REVIEW: Dust Bowl Girls by Lydia Reeder
At the height of the Great Depression, Sam Babb, the charismatic basketball coach of tiny Oklahoma Presbyterian College, began dreaming. Like so many others, he wanted a reason to have hope. Traveling from farm to farm, he recruited talented, hardworking young women and offered them a chance at a better life: a free college education if they would come play for his basketball team, the Cardinals.
Despite their fears of leaving home and the sacrifices faced by their families, the women followed Babb and his dream. He shaped the Cardinals into a formidable team, and something extraordinary began to happen: with passion for the game and heartfelt loyalty to one another and their coach, they won every game.
Combining exhilarating sports writing and exceptional storytelling, Dust Bowl Girls conveys the intensity of an improbable journey to an epic showdown with the prevailing national champions, helmed by the legendary Babe Didrikson. And it captures a moment in American sports history when a visionary coach helped his young athletes achieve more than a winning season.

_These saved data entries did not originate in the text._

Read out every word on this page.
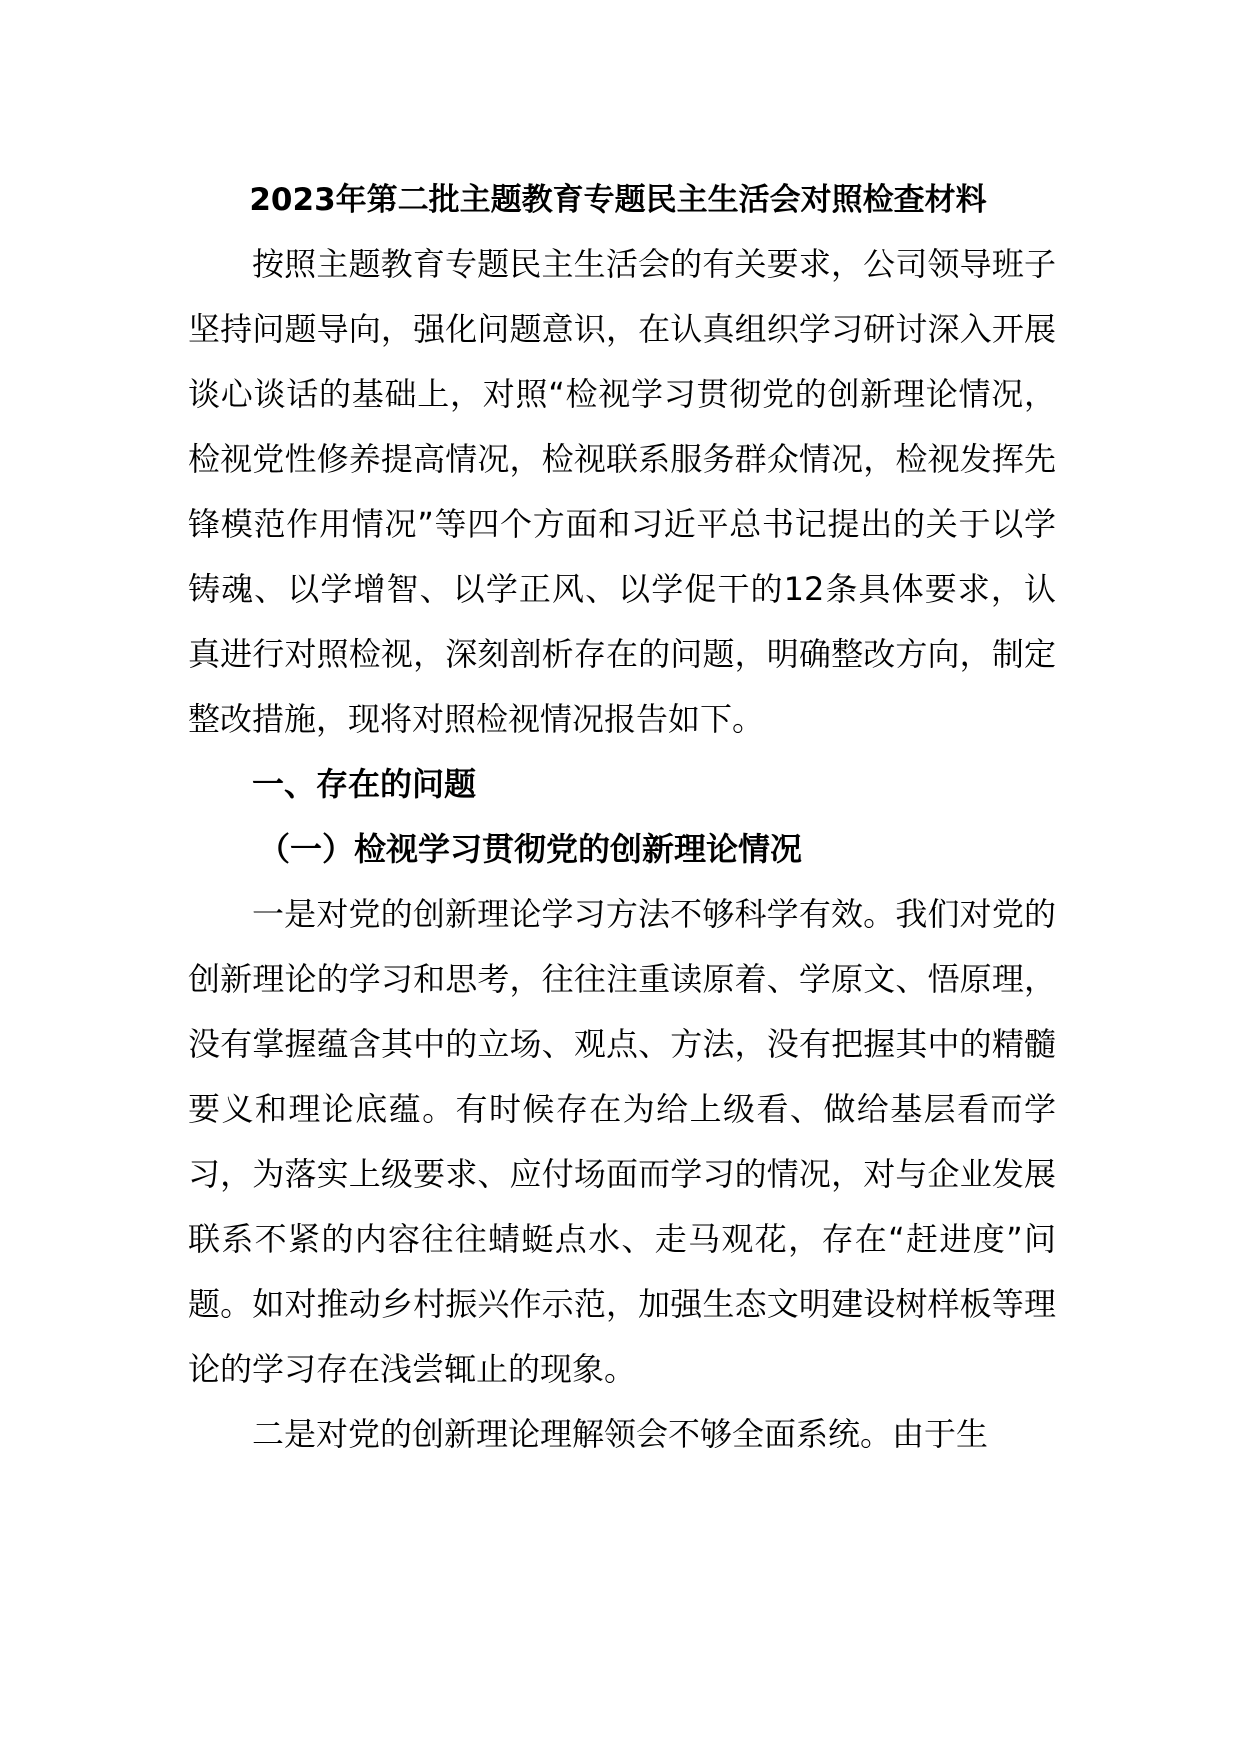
2023年第二批主题教育专题民主生活会对照检查材料

按照主题教育专题民主生活会的有关要求，公司领导班子坚持问题导向，强化问题意识，在认真组织学习研讨深入开展谈心谈话的基础上，对照“检视学习贯彻党的创新理论情况，检视党性修养提高情况，检视联系服务群众情况，检视发挥先锋模范作用情况”等四个方面和习近平总书记提出的关于以学铸魂、以学增智、以学正风、以学促干的12条具体要求，认真进行对照检视，深刻剖析存在的问题，明确整改方向，制定整改措施，现将对照检视情况报告如下。

一、存在的问题
（一）检视学习贯彻党的创新理论情况

一是对党的创新理论学习方法不够科学有效。我们对党的创新理论的学习和思考，往往注重读原着、学原文、悟原理，没有掌握蕴含其中的立场、观点、方法，没有把握其中的精髓要义和理论底蕴。有时候存在为给上级看、做给基层看而学习，为落实上级要求、应付场面而学习的情况，对与企业发展联系不紧的内容往往蜻蜓点水、走马观花，存在“赶进度”问题。如对推动乡村振兴作示范，加强生态文明建设树样板等理论的学习存在浅尝辄止的现象。

二是对党的创新理论理解领会不够全面系统。由于生
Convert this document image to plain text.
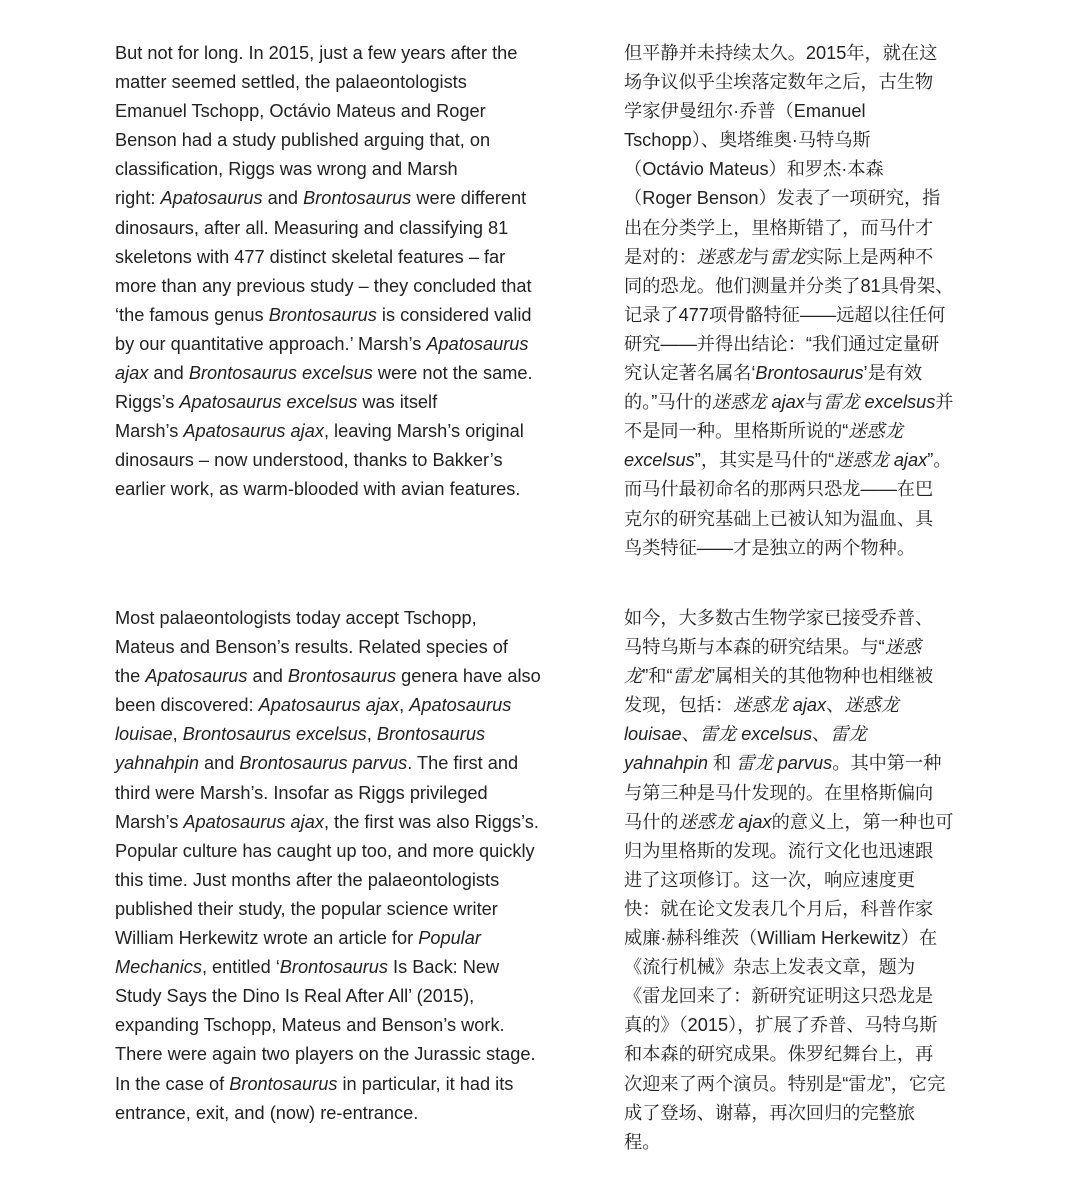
But not for long. In 2015, just a few years after the
matter seemed settled, the palaeontologists
Emanuel Tschopp, Octávio Mateus and Roger
Benson had a study published arguing that, on
classification, Riggs was wrong and Marsh
right: Apatosaurus and Brontosaurus were different
dinosaurs, after all. Measuring and classifying 81
skeletons with 477 distinct skeletal features – far
more than any previous study – they concluded that
‘the famous genus Brontosaurus is considered valid
by our quantitative approach.’ Marsh’s Apatosaurus
ajax and Brontosaurus excelsus were not the same.
Riggs’s Apatosaurus excelsus was itself
Marsh’s Apatosaurus ajax, leaving Marsh’s original
dinosaurs – now understood, thanks to Bakker’s
earlier work, as warm-blooded with avian features.
但平静并未持续太久。2015年，就在这
场争议似乎尘埃落定数年之后，古生物
学家伊曼纽尔·乔普（Emanuel
Tschopp）、奥塔维奥·马特乌斯
（Octávio Mateus）和罗杰·本森
（Roger Benson）发表了一项研究，指
出在分类学上，里格斯错了，而马什才
是对的：迷惑龙与雷龙实际上是两种不
同的恐龙。他们测量并分类了81具骨架、
记录了477项骨骼特征——远超以往任何
研究——并得出结论：“我们通过定量研
究认定著名属名‘Brontosaurus’是有效
的。”马什的迷惑龙 ajax与雷龙 excelsus并
不是同一种。里格斯所说的“迷惑龙
excelsus”，其实是马什的“迷惑龙 ajax”。
而马什最初命名的那两只恐龙——在巴
克尔的研究基础上已被认知为温血、具
鸟类特征——才是独立的两个物种。
Most palaeontologists today accept Tschopp,
Mateus and Benson’s results. Related species of
the Apatosaurus and Brontosaurus genera have also
been discovered: Apatosaurus ajax, Apatosaurus
louisae, Brontosaurus excelsus, Brontosaurus
yahnahpin and Brontosaurus parvus. The first and
third were Marsh’s. Insofar as Riggs privileged
Marsh’s Apatosaurus ajax, the first was also Riggs’s.
Popular culture has caught up too, and more quickly
this time. Just months after the palaeontologists
published their study, the popular science writer
William Herkewitz wrote an article for Popular
Mechanics, entitled ‘Brontosaurus Is Back: New
Study Says the Dino Is Real After All’ (2015),
expanding Tschopp, Mateus and Benson’s work.
There were again two players on the Jurassic stage.
In the case of Brontosaurus in particular, it had its
entrance, exit, and (now) re-entrance.
如今，大多数古生物学家已接受乔普、
马特乌斯与本森的研究结果。与“迷惑
龙”和“雷龙”属相关的其他物种也相继被
发现，包括：迷惑龙 ajax、迷惑龙
louisae、雷龙 excelsus、雷龙
yahnahpin 和 雷龙 parvus。其中第一种
与第三种是马什发现的。在里格斯偏向
马什的迷惑龙 ajax的意义上，第一种也可
归为里格斯的发现。流行文化也迅速跟
进了这项修订。这一次，响应速度更
快：就在论文发表几个月后，科普作家
威廉·赫科维茨（William Herkewitz）在
《流行机械》杂志上发表文章，题为
《雷龙回来了：新研究证明这只恐龙是
真的》（2015），扩展了乔普、马特乌斯
和本森的研究成果。侏罗纪舞台上，再
次迎来了两个演员。特别是“雷龙”，它完
成了登场、谢幕，再次回归的完整旅
程。
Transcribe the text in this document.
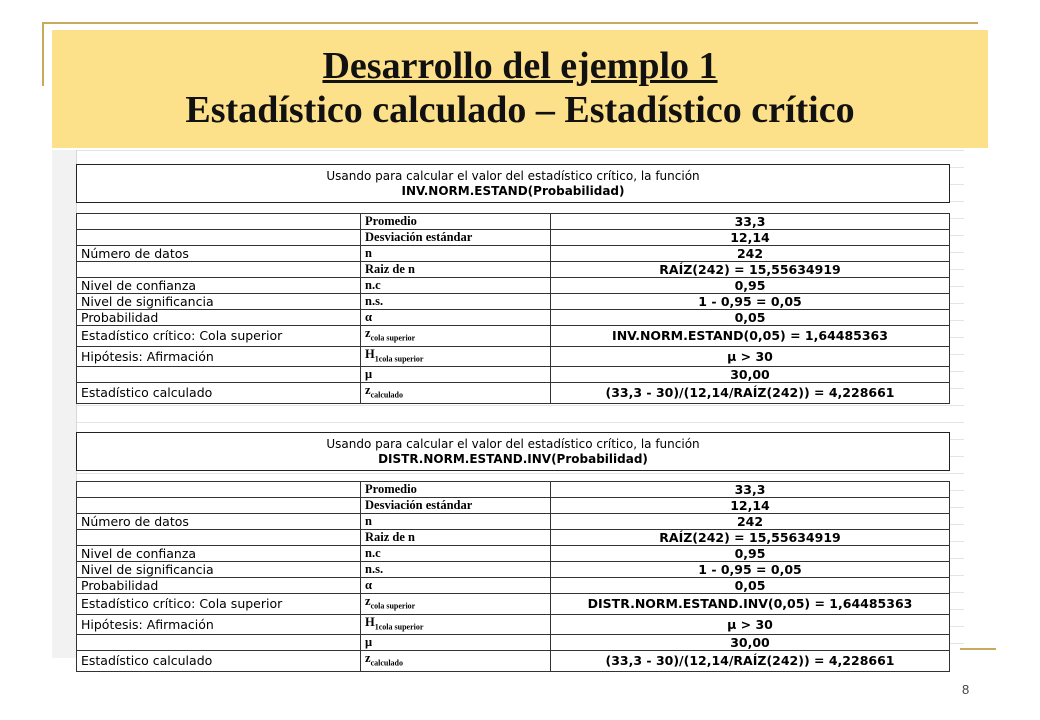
Desarrollo del ejemplo 1
Estadístico calculado – Estadístico crítico
Usando para calcular el valor del estadístico crítico, la función
INV.NORM.ESTAND(Probabilidad)
	Promedio	33,3
	Desviación estándar	12,14
Número de datos	n	242
	Raiz de n	RAÍZ(242) = 15,55634919
Nivel de confianza	n.c	0,95
Nivel de significancia	n.s.	1 - 0,95 = 0,05
Probabilidad	α	0,05
Estadístico crítico: Cola superior	$z_{cola superior}$	INV.NORM.ESTAND(0,05) = 1,64485363
Hipótesis: Afirmación	$H_{1cola superior}$	μ > 30
	μ	30,00
Estadístico calculado	$z_{calculado}$	(33,3 - 30)/(12,14/RAÍZ(242)) = 4,228661
Usando para calcular el valor del estadístico crítico, la función
DISTR.NORM.ESTAND.INV(Probabilidad)
	Promedio	33,3
	Desviación estándar	12,14
Número de datos	n	242
	Raiz de n	RAÍZ(242) = 15,55634919
Nivel de confianza	n.c	0,95
Nivel de significancia	n.s.	1 - 0,95 = 0,05
Probabilidad	α	0,05
Estadístico crítico: Cola superior	$z_{cola superior}$	DISTR.NORM.ESTAND.INV(0,05) = 1,64485363
Hipótesis: Afirmación	$H_{1cola superior}$	μ > 30
	μ	30,00
Estadístico calculado	$z_{calculado}$	(33,3 - 30)/(12,14/RAÍZ(242)) = 4,228661
8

This book reminded me a little of the film “A League of Their Own” but is about women’s basketball in the early 1930s. We’re just emerging from the time when women were thought too fragile to be able to play this sport even with the different rules in place then – ones I remember playing by in phys ed classes when I was in grade school 40 years later. For these athletic women it wasn’t just being able to play a sport they loved that drew them in, it was a scholarship and undreamed of opportunity at a college education during the early years of the depression and the start of the dust bowl that would devastate their home state.
Oh my, the conditions under which they worked. There was only a half court on their own campus and later the opportunity to practice at a local men’s college gym but only when the men wouldn’t be inconvenienced. This meant practices at 4 am – an hour before the heat was turned on by the custodian. The bus used to take them there was held together by spit and bailing wire and often pushed to get it started. The players were thrilled at the thought that they’d get modified uniforms – not the up-til-then standard bloomers.
Still these issues were nothing as compared to the public view of women playing competitive athletics which might – the horrors! – subvert their natural feminine qualities, cause the great unwashed to leer at them during games and might possibility – I swear I choked when I read this – cause their wombs to shrink then disappear thus turning them into men. All sorts of people weighed in on how to preserve the nation’s young women from the exploitation of sports, the risk to their health and delicate sensibilities leading to almost the elimination of college sports and forcing those teams that remained to play amateur teams supported by businesses. Oh, and there was the increasing Depression, the fall in school funding and risk that the Cardinals players would lose the scholarships that allowed them to attend college.
One way to attempt to raise money was barnstorming tours and after a successful one, the Cardinals proved their worth by beating several highly thought of teams including the one that won the championship the year before. With their chance to compete in the tournament this year clinched, they were Shreveport bound. But after winning every game they’d played that year, would injuries, nerves, the opinions of the sportswriters that women should be pretty and stay at home and the great Babe Didrickson derail their hopes?
But after the beauty contest – yes – the Cardinals win their semi-final to make the finals. Dismissed by most if not all the sportswriters and others following the tournament as that little church school team, the Cardinals discover that it doesn’t matter if anyone else thinks they can win. Do they think they can do it? Meanwhile family who can manage it make the trip to see the game and little Durant, OK is in a frenzy during the tournament with the local paper using the AP wire to keep the town updated on scores, injuries and team gossip and later setting up two telephones in the local drug store to deliver the scores during the final game.
Game time and there are 4,000 cheering fans crowded in the stands. The last five championships had been won by Texas teams. Would an Oklahoma team finally be able to break the streak and triumph in the rivalry between the two states? The momentum swings each quarter and Coach Babb uses his psychology training to give the Cardinals a rousing halftime pep talk. When the final gun sounds, the stands erupt. Those waiting in Durant for the phone call dive for the receiver when it rings then estimate they fielded over 1000 phone calls in the next few hours passing on the final score. The reception the team got as they headed home was all out, small town exuberance.
In the years that followed, all the players excelled both in basketball and in class. They went on to teach, continue playing and many served in the war effort both before and after marrying. In 2003, at the Oklahoma Sports Hall of Fame ceremony, the whole team received acclaim as the scrappy team from a tiny girl’s college who became the Team of Legend. Far from losing their femininity – gasp – or being exploited, during the worst drought and a devastating financial depression they were brought together and then become leaders using the skills gained on the court.
“For Lucille, her teammates, and the other young women who challenged society’s norms to pursue their dreams, basketball had given them not only confidence and drive but also the tools to succeed. And these farm girls, who at one time never thought of lives beyond the cotton fields, got to be heroes.”